Job Configuration Reference
Fields you set when you create a GPU Container Job or a Managed Inference Job.
These are the fields you set when you create a job, in the web UI or with cosmicac jobs create. The job type determines which parameters apply. For the create flow, see Create a GPU Container Job and Create a Managed Inference Job.
Most fields appear in the web UI create form. Fields marked CLI only have no web UI control, and you set them from the CLI.
Common fields
These fields apply to every job type.
| Field | Required | Description |
|---|---|---|
| Job name (Basics) | Yes | Job name. |
| Tags (Basics) | Yes | One or more labels for the job. The CLI accepts a comma-separated list. |
| Location (Basics) | Yes | Location code for where the job runs, for example us or IN. |
| Cost limit | No | Maximum cost for the job. CLI only. |
| Alerts | No | Alert settings for the job. CLI only. |
GPU configuration
These fields select the hardware for the job. In the web UI, they appear in the Hardware section.
| Field | Required | Description |
|---|---|---|
| GPU | Yes | GPU model, for example GH100_H100_SXM5_80GB. |
| GPU count | Yes | Number of GPUs.

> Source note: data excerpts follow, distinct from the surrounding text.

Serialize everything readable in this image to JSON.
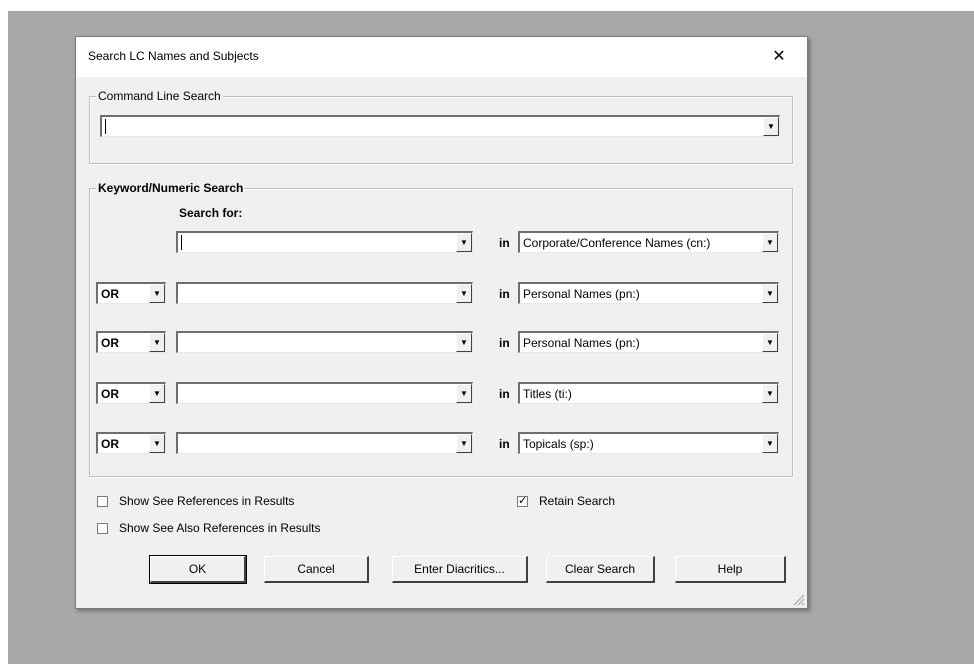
{
  "dialog": {
    "title": "Search LC Names and Subjects",
    "close_glyph": "✕"
  },
  "command_line": {
    "legend": "Command Line Search",
    "value": ""
  },
  "keyword": {
    "legend": "Keyword/Numeric Search",
    "search_for_label": "Search for:",
    "in_label": "in",
    "rows": [
      {
        "operator": "",
        "term": "",
        "index": "Corporate/Conference Names (cn:)"
      },
      {
        "operator": "OR",
        "term": "",
        "index": "Personal Names (pn:)"
      },
      {
        "operator": "OR",
        "term": "",
        "index": "Personal Names (pn:)"
      },
      {
        "operator": "OR",
        "term": "",
        "index": "Titles (ti:)"
      },
      {
        "operator": "OR",
        "term": "",
        "index": "Topicals (sp:)"
      }
    ]
  },
  "options": {
    "show_see_refs": {
      "label": "Show See References in Results",
      "checked": false
    },
    "show_see_also_refs": {
      "label": "Show See Also References in Results",
      "checked": false
    },
    "retain_search": {
      "label": "Retain Search",
      "checked": true
    }
  },
  "buttons": {
    "ok": "OK",
    "cancel": "Cancel",
    "diacritics": "Enter Diacritics...",
    "clear": "Clear Search",
    "help": "Help"
  }
}
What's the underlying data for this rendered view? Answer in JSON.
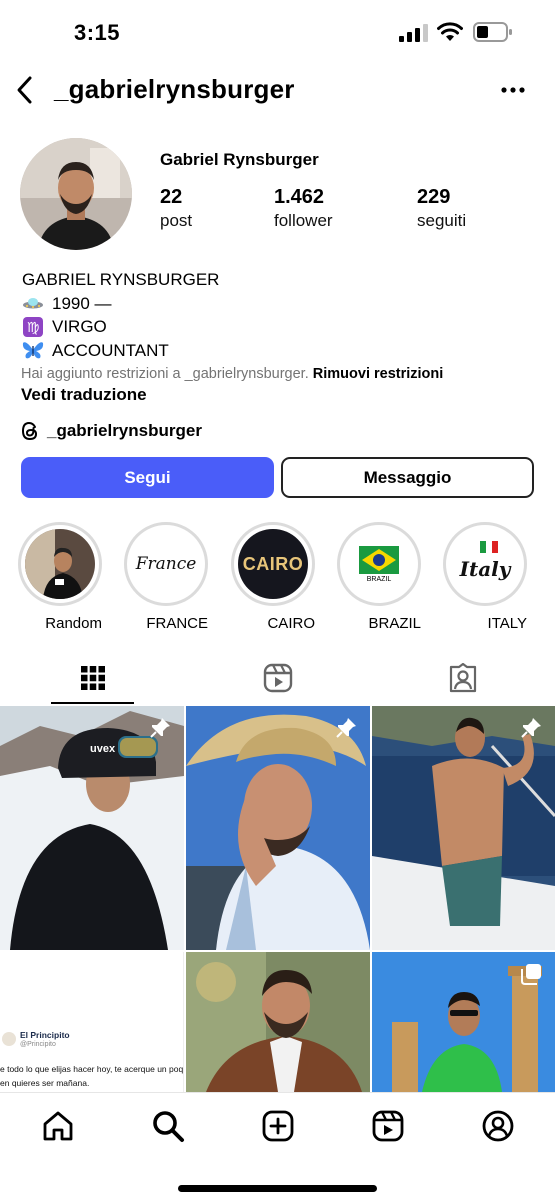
{
  "status_bar": {
    "time": "3:15"
  },
  "header": {
    "username": "_gabrielrynsburger"
  },
  "profile": {
    "full_name": "Gabriel Rynsburger",
    "stats": [
      {
        "value": "22",
        "label": "post"
      },
      {
        "value": "1.462",
        "label": "follower"
      },
      {
        "value": "229",
        "label": "seguiti"
      }
    ],
    "bio": {
      "name_line": "GABRIEL RYNSBURGER",
      "lines": [
        {
          "icon": "ufo-icon",
          "text": "1990 —"
        },
        {
          "icon": "virgo-icon",
          "text": "VIRGO"
        },
        {
          "icon": "butterfly-icon",
          "text": "ACCOUNTANT"
        }
      ]
    },
    "restriction_notice": "Hai aggiunto restrizioni a _gabrielrynsburger.",
    "remove_restrictions": "Rimuovi restrizioni",
    "see_translation": "Vedi traduzione",
    "threads_handle": "_gabrielrynsburger"
  },
  "actions": {
    "follow": "Segui",
    "message": "Messaggio"
  },
  "highlights": [
    {
      "label": "Random",
      "cover_text": ""
    },
    {
      "label": "FRANCE",
      "cover_text": "France"
    },
    {
      "label": "CAIRO",
      "cover_text": "CAIRO"
    },
    {
      "label": "BRAZIL",
      "cover_text": "BRAZIL"
    },
    {
      "label": "ITALY",
      "cover_text": "Italy"
    }
  ],
  "tabs": [
    {
      "name": "grid",
      "icon": "grid-icon",
      "active": true
    },
    {
      "name": "reels",
      "icon": "reels-icon",
      "active": false
    },
    {
      "name": "tagged",
      "icon": "tagged-icon",
      "active": false
    }
  ],
  "posts": [
    {
      "pinned": true,
      "overlay_text": "uvex"
    },
    {
      "pinned": true
    },
    {
      "pinned": true
    },
    {
      "pinned": false,
      "quote_author": "El Principito",
      "quote_handle": "@Principito",
      "quote_text_1": "e todo lo que elijas hacer hoy, te acerque un poquito a",
      "quote_text_2": "en quieres ser mañana."
    },
    {
      "pinned": false
    },
    {
      "pinned": false,
      "multi": true
    }
  ],
  "bottom_nav": [
    {
      "icon": "home-icon"
    },
    {
      "icon": "search-icon",
      "active": true
    },
    {
      "icon": "create-icon"
    },
    {
      "icon": "reels-icon"
    },
    {
      "icon": "profile-icon"
    }
  ],
  "colors": {
    "primary_button": "#4a5df9",
    "text_secondary": "#737373"
  }
}
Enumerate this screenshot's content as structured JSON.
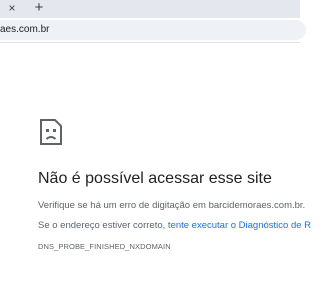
{
  "browser": {
    "tab_close_glyph": "×",
    "new_tab_glyph": "+",
    "url": "aes.com.br"
  },
  "error_page": {
    "icon": "sad-document-icon",
    "title": "Não é possível acessar esse site",
    "line1": "Verifique se há um erro de digitação em barcidemoraes.com.br.",
    "line2_prefix": "Se o endereço estiver correto, ",
    "line2_link": "tente executar o Diagnóstico de R",
    "error_code": "DNS_PROBE_FINISHED_NXDOMAIN"
  },
  "colors": {
    "link": "#1a73e8",
    "title": "#202124",
    "body_text": "#5f6368"
  }
}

Must be a positive number. |
| CUDA / driver | No | GPU driver version, for example CUDA 12.8. |
| CPU cores per GPU | No | CPU cores allocated per GPU. CLI only. |
| Memory GB per GPU | No | Memory in GB allocated per GPU. CLI only. |
GPU Container parameters
These fields apply to a GPU Container Job. In the web UI, they appear in the Image & access section.
| Field | Required | Description |
|---|---|---|
| Base OS image | Yes | Base OS image for the container, for example Ubuntu22.04/CUDA12.8.1. |
| Disk (GB) | Yes | Root disk size in GB. Must be a positive number. |
Managed Inference parameters
These fields apply to a Managed Inference Job. In the web UI, they appear in the Model to serve, Serving configuration, and Endpoint sections.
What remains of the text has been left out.